History: 1941 Comp., § 25-1312, enacted by Laws 1947, ch. 150, § 1; 1953 Comp., § 22-14-12.

ANNOTATIONS

Purpose of section. — This section was enacted for the limited purpose of aiding a mortgagee who discovers that the state has acquired an interest in the mortgaged property and is unable to pass a marketable title to the purchaser at a foreclosure sale unless the state can be joined in the foreclosure suit. Maes v. Old Lincoln Cnty. Mem. Comm'n, 1958-NMSC-115, 64 N.M. 475, 330 P.2d 556.

No omnibus legislative consent to sue state. — The supreme court finds no omnibus legislative consent to bring suit against the state to quiet title. Maes v. Old Lincoln Cnty. Mem. Comm'n, 1958-NMSC-115, 64 N.M. 475, 330 P.2d 556.
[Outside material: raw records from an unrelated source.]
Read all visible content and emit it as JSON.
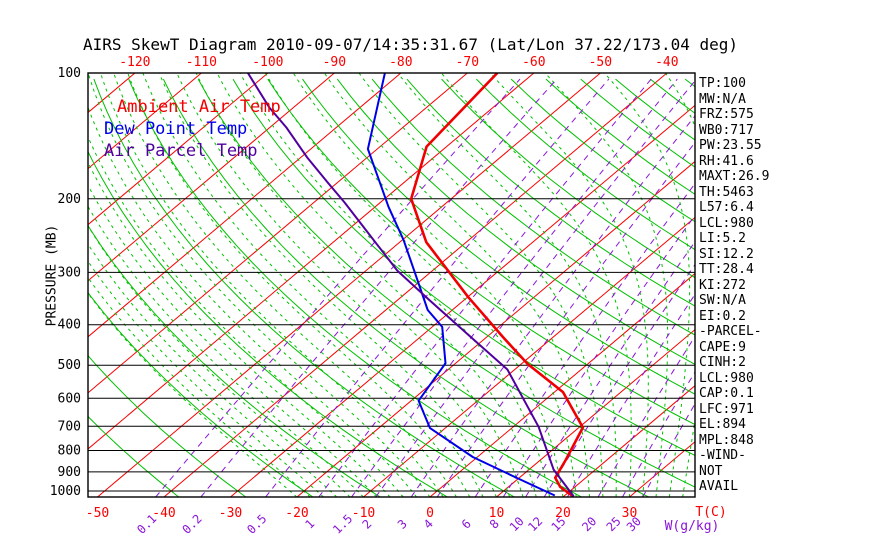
{
  "chart_data": {
    "type": "skewt",
    "title": "AIRS SkewT Diagram 2010-09-07/14:35:31.67 (Lat/Lon 37.22/173.04 deg)",
    "colors": {
      "isotherm": "#fa0000",
      "dry_adiabat": "#00c000",
      "moist_adiabat": "#00c000",
      "mixing_ratio": "#8a16d8",
      "ambient": "#f00000",
      "dewpoint": "#0000e8",
      "parcel": "#50009e",
      "grid": "#000000"
    },
    "axes": {
      "pressure_label": "PRESSURE (MB)",
      "pressure_ticks": [
        100,
        200,
        300,
        400,
        500,
        600,
        700,
        800,
        900,
        1000
      ],
      "temp_top_ticks": [
        -120,
        -110,
        -100,
        -90,
        -80,
        -70,
        -60,
        -50,
        -40
      ],
      "temp_bottom_ticks": [
        -50,
        -40,
        -30,
        -20,
        -10,
        0,
        10,
        20,
        30
      ],
      "temp_unit_label": "T(C)",
      "mixing_ratio_ticks": [
        0.1,
        0.2,
        0.5,
        1,
        1.5,
        2,
        3,
        4,
        6,
        8,
        10,
        12,
        15,
        20,
        25,
        30
      ],
      "mixing_unit_label": "W(g/kg)"
    },
    "grid_def": {
      "isotherm_min": -160,
      "isotherm_max": 40,
      "isotherm_step": 10,
      "theta_min": -40,
      "theta_max": 190,
      "theta_step": 10,
      "moist_start_min": -20,
      "moist_start_max": 38,
      "moist_start_step": 2
    },
    "series": [
      {
        "name": "Ambient Air Temp",
        "key": "ambient",
        "points": [
          [
            -65.5,
            100
          ],
          [
            -63,
            150
          ],
          [
            -56,
            200
          ],
          [
            -46,
            254
          ],
          [
            -30,
            343
          ],
          [
            -17.6,
            428
          ],
          [
            -9,
            497
          ],
          [
            1.3,
            580
          ],
          [
            10.6,
            705
          ],
          [
            13.8,
            843
          ],
          [
            15.4,
            930
          ],
          [
            17.8,
            978
          ],
          [
            21.4,
            1030
          ]
        ]
      },
      {
        "name": "Dew Point Temp",
        "key": "dewpoint",
        "points": [
          [
            -82.4,
            100
          ],
          [
            -71.4,
            152
          ],
          [
            -58,
            209
          ],
          [
            -49.8,
            251
          ],
          [
            -42.2,
            301
          ],
          [
            -33.7,
            369
          ],
          [
            -28.5,
            405
          ],
          [
            -21.5,
            495
          ],
          [
            -18.9,
            608
          ],
          [
            -12.3,
            707
          ],
          [
            -0.7,
            829
          ],
          [
            9.7,
            931
          ],
          [
            18.5,
            1025
          ]
        ]
      },
      {
        "name": "Air Parcel Temp",
        "key": "parcel",
        "points": [
          [
            -103,
            100
          ],
          [
            -93.6,
            121
          ],
          [
            -87.5,
            135
          ],
          [
            -79.1,
            159
          ],
          [
            -71.4,
            183
          ],
          [
            -65.4,
            204
          ],
          [
            -45.3,
            297
          ],
          [
            -35.1,
            350
          ],
          [
            -20.4,
            442
          ],
          [
            -11.1,
            512
          ],
          [
            3.8,
            702
          ],
          [
            13.7,
            889
          ],
          [
            21.5,
            1030
          ]
        ]
      }
    ],
    "panel": [
      "TP:100",
      "MW:N/A",
      "FRZ:575",
      "WB0:717",
      "PW:23.55",
      "RH:41.6",
      "MAXT:26.9",
      "TH:5463",
      "L57:6.4",
      "LCL:980",
      "LI:5.2",
      "SI:12.2",
      "TT:28.4",
      "KI:272",
      "SW:N/A",
      "EI:0.2",
      "-PARCEL-",
      "CAPE:9",
      "CINH:2",
      "LCL:980",
      "CAP:0.1",
      "LFC:971",
      "EL:894",
      "MPL:848",
      "-WIND-",
      "NOT",
      "AVAIL"
    ]
  }
}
Waiver of immunity does not authorize quiet title suits under the circumstances of this case. — Where, in two separate quiet title lawsuits, plaintiffs named the county of Valencia and the board of county commissioners of Catron county as parties who claimed or may claim an interest in the subject properties, and where the counties responded by filing motions to dismiss on the ground that 42-11-1 NMSA 1978 provided them with immunity and barred the lawsuits, the New Mexico court of appeals held that 42-11-1 NMSA 1978 controls and acts as a bar to quiet title suits against the state and its political subdivisions unless specifically authorized by law, and that this section's limited purpose of aiding a mortgagee where the state has acquired an interest in the mortgaged property and the mortgagee is unable to pass marketable title to the purchaser at a foreclosure sale unless the state can be joined in the foreclosure suit does not provide a statutory exception to the counties' immunity. Belen Consol. Sch. Dist. v. Valencia Cty. and Nash v. Bd. of Cty. Comm'rs, 2019-NMCA-044, cert. granted.
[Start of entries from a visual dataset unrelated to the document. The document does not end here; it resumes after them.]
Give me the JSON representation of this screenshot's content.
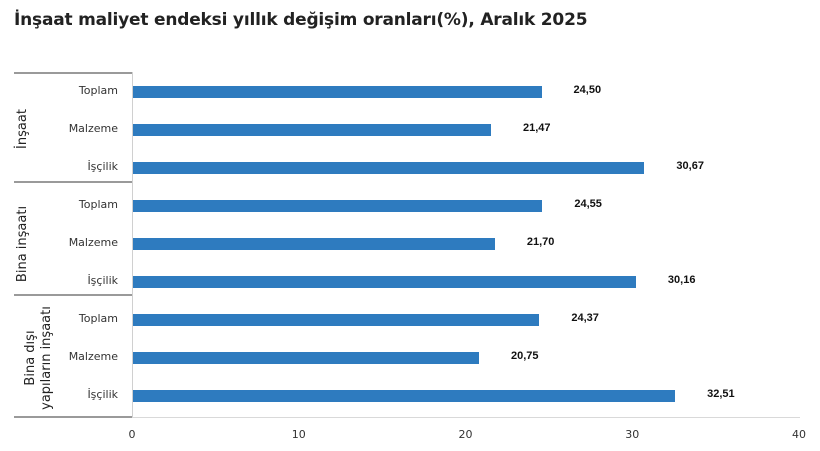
{
  "title": "İnşaat maliyet endeksi yıllık değişim oranları(%), Aralık 2025",
  "chart_data": {
    "type": "bar",
    "orientation": "horizontal",
    "title": "İnşaat maliyet endeksi yıllık değişim oranları(%), Aralık 2025",
    "xlabel": "",
    "ylabel": "",
    "xlim": [
      0,
      40
    ],
    "x_ticks": [
      "0",
      "10",
      "20",
      "30",
      "40"
    ],
    "grid": false,
    "legend": null,
    "color": "#2e7bbf",
    "groups": [
      {
        "name": "İnşaat",
        "categories": [
          "Toplam",
          "Malzeme",
          "İşçilik"
        ],
        "values": [
          24.5,
          21.47,
          30.67
        ],
        "labels": [
          "24,50",
          "21,47",
          "30,67"
        ]
      },
      {
        "name": "Bina inşaatı",
        "categories": [
          "Toplam",
          "Malzeme",
          "İşçilik"
        ],
        "values": [
          24.55,
          21.7,
          30.16
        ],
        "labels": [
          "24,55",
          "21,70",
          "30,16"
        ]
      },
      {
        "name": "Bina dışı yapıların inşaatı",
        "name_lines": [
          "Bina dışı",
          "yapıların inşaatı"
        ],
        "categories": [
          "Toplam",
          "Malzeme",
          "İşçilik"
        ],
        "values": [
          24.37,
          20.75,
          32.51
        ],
        "labels": [
          "24,37",
          "20,75",
          "32,51"
        ]
      }
    ]
  }
}
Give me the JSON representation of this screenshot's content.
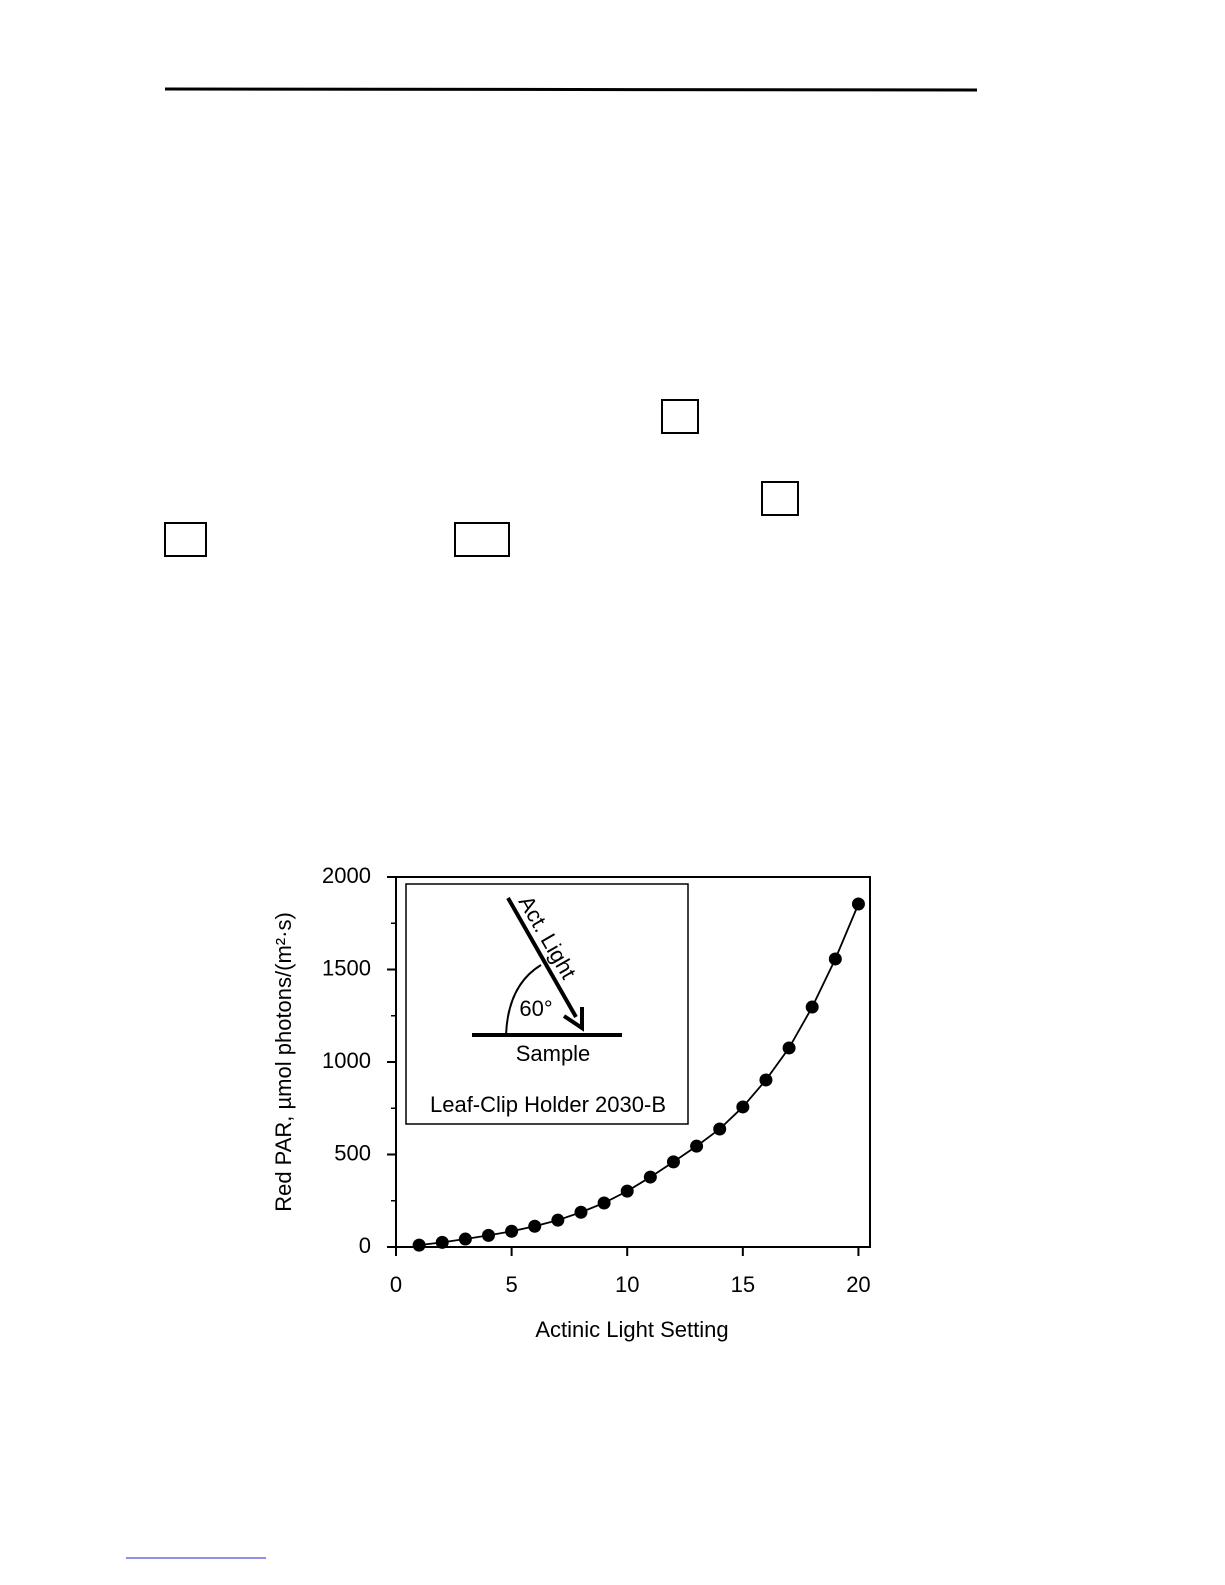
{
  "chart_data": {
    "type": "scatter",
    "line": true,
    "color": "#000000",
    "xlabel": "Actinic Light Setting",
    "ylabel": "Red PAR, µmol photons/(m²·s)",
    "x": [
      1,
      2,
      3,
      4,
      5,
      6,
      7,
      8,
      9,
      10,
      11,
      12,
      13,
      14,
      15,
      16,
      17,
      18,
      19,
      20
    ],
    "values": [
      10,
      25,
      43,
      63,
      85,
      112,
      145,
      188,
      238,
      302,
      378,
      460,
      545,
      638,
      757,
      903,
      1076,
      1297,
      1557,
      1854
    ],
    "xlim": [
      0,
      20.5
    ],
    "xticks": [
      0,
      5,
      10,
      15,
      20
    ],
    "ylim": [
      0,
      2000
    ],
    "yticks": [
      0,
      500,
      1000,
      1500,
      2000
    ],
    "yminorticks": [
      250,
      750,
      1250,
      1750
    ],
    "inset": {
      "arrow_label": "Act. Light",
      "angle_label": "60°",
      "surface_label": "Sample",
      "caption": "Leaf-Clip Holder 2030-B"
    }
  }
}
Section does not statutorily create sovereign immunity in quiet title actions against the state, as there are presently in New Mexico no conditions or circumstances that could rationally support the doctrine of sovereign immunity. Brosseau v. N.M. State Hwy. Dep't, 1978-NMSC-098, 92 N.M. 328, 587 P.2d 1339 (decided before enactment of Section 42-11-1 NMSA 1978).

State armory board, as agency of state, is immune from suit to quiet title to property city had leased to board before city filed certificate of abandonment of property for purpose for which it had been condemned. Nevares v. State Armory Bd., 1969-NMSC-144, 81 N.M. 268, 466 P.2d 114.